Cardiac troponins: 25 years on the stage and still improving their clinical value

, &
Pages 551-571 | Received 17 Aug 2017, Accepted 25 Nov 2017, Published online: 11 Dec 2017
 

Abstract

Twenty-five years ago, non-isotopic immunoassays for measuring the cardiac specific isoforms of troponin I (cTnI) and T (cTnT) were developed. Both biomarkers radically changed the diagnosis, prognosis, and therapy indication of acute coronary syndromes (ACS) and, particularly, of myocardial infarction (MI). However, cardiac troponins (cTn) rapidly demonstrated their usefulness in other cardiac and non-cardiac conditions, a part of the ischemic coronary diseases. Consequently, the number of patients to be tested for cTn and the number of tests requested to clinical laboratories sharply increased. Though the manufacturers continuously improved the analytical characteristics of the first cTn assays and produced different cTn assay “generations”, the universal definition of myocardial infarction required less-than-available analytical imprecision at the cTn concentration used to assess MI (i.e. the 99th reference percentile). To address the clinical requirements, manufacturers developed the high-sensitivity cTn (hs-cTn) assays that allow to measure the 99th reference percentile with adequate precision, to detect cTn in many healthy subjects and, hence, to calculate the hs-cTn biological variation and especially to observe in very short time intervals serial differences in hs-cTn attributable to cardiac ischemia. Since the number of patients attending the emergency departments (ED) for a suspected ACS or MI is increasing, the improved properties of hs-cTn assays, allowing faster and safer patient assessment, will help to alleviate the sometimes overcrowded EDs. However, there are many biological, analytical, and clinical factors that can influence the true hs-cTn values of a patient.

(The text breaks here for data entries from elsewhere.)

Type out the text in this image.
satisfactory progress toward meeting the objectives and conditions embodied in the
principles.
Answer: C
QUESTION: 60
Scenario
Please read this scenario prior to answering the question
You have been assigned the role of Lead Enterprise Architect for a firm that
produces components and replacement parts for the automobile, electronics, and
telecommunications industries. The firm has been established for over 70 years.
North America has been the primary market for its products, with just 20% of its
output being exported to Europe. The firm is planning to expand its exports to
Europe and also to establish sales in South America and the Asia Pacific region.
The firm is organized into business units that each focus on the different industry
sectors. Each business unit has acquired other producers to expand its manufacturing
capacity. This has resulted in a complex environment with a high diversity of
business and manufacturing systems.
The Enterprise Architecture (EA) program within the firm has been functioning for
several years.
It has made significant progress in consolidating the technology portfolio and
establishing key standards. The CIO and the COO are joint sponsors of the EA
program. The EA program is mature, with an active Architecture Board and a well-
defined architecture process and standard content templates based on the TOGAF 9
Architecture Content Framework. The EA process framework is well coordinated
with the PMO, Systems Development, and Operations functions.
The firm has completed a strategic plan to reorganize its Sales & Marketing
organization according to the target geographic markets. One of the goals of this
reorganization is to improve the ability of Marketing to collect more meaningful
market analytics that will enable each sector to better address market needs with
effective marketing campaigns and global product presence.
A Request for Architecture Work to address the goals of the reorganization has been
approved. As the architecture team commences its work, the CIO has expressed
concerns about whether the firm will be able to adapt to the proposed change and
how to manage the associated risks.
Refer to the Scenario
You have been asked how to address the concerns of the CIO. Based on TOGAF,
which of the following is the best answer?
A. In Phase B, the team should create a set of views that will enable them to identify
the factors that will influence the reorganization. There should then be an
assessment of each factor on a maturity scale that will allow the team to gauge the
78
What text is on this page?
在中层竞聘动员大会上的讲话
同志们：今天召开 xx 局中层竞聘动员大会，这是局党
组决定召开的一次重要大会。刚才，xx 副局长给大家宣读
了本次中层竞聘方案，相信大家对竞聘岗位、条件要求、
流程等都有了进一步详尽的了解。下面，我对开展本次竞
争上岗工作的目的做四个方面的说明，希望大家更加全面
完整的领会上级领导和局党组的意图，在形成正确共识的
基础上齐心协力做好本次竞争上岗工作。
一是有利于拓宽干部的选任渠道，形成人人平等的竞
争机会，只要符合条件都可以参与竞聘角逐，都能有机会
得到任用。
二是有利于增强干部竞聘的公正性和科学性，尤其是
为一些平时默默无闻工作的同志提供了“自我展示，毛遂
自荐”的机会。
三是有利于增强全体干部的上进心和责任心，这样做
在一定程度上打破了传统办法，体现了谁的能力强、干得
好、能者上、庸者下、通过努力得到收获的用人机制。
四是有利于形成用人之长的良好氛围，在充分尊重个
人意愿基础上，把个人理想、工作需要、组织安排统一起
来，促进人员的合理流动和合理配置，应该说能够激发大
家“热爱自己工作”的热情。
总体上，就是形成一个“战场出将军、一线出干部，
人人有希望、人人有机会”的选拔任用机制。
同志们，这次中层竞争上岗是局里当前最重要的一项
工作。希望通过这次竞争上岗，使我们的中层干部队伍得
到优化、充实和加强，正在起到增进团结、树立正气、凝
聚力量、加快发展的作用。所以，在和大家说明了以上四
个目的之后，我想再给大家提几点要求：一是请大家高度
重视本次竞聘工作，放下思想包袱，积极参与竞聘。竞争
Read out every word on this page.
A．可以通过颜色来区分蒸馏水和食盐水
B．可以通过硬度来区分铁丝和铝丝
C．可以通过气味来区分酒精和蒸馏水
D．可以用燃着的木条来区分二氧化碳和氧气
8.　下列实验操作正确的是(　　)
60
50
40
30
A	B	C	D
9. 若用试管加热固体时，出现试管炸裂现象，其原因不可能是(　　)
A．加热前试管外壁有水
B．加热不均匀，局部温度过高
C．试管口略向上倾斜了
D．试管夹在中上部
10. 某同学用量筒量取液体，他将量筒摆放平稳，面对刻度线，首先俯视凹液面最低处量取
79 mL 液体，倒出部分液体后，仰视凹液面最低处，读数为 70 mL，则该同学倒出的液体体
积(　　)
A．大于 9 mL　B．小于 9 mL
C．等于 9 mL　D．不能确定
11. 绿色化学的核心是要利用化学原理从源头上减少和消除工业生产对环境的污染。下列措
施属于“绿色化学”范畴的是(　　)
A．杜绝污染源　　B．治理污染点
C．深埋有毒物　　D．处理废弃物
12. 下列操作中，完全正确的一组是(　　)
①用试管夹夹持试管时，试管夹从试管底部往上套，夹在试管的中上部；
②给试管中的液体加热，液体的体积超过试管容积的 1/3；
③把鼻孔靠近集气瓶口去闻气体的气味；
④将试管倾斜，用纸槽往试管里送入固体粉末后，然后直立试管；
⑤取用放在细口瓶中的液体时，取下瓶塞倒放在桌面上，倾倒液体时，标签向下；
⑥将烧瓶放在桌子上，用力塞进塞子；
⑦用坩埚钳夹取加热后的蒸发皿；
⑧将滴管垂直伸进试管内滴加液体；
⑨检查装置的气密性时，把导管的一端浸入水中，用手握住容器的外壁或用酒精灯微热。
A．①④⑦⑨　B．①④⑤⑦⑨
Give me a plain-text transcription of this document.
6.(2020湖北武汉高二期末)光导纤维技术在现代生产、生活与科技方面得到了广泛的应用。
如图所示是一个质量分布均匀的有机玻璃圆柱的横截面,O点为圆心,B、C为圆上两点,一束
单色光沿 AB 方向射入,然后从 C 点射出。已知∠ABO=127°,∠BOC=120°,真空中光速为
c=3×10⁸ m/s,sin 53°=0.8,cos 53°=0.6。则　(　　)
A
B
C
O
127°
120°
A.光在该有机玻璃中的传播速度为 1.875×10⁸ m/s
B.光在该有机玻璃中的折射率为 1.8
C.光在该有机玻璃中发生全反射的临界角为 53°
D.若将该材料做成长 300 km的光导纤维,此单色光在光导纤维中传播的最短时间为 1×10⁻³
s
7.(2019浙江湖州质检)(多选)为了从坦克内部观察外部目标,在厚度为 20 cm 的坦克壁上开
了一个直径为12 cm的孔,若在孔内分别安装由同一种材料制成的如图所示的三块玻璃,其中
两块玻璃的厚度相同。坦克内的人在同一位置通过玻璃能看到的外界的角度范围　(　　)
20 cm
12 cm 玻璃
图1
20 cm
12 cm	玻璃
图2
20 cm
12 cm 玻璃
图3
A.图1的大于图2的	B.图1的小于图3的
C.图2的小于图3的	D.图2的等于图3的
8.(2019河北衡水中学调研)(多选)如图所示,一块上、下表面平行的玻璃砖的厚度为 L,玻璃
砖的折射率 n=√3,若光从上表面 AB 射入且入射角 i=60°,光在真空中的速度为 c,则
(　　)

Clinicians and laboratory professionals should know about them for the best interpretation of the otherwise largely useful hs-cTn measurements. In conclusion, 25 years after their introduction for clinical use, “cTn are still on the stage and improving their clinical value”.

Disclosure statement

Dr. Alquézar-Arbé has received grants for research, travel, and conferences fees from Roche Diagnostics Spain and Roche Diagnostics Intl. Dr. Alessandro Sionís has received support for research, travel, and fees as a speaker for Singulex Inc. Dr. Jorge Ordoñez-Llanos has received support for research, travel, and fees as a speaker or consultant from Alere, Biomerieux, Roche Diagnostics (Spain and Intl.), and Singulex Inc, in relation to the content of the manuscript.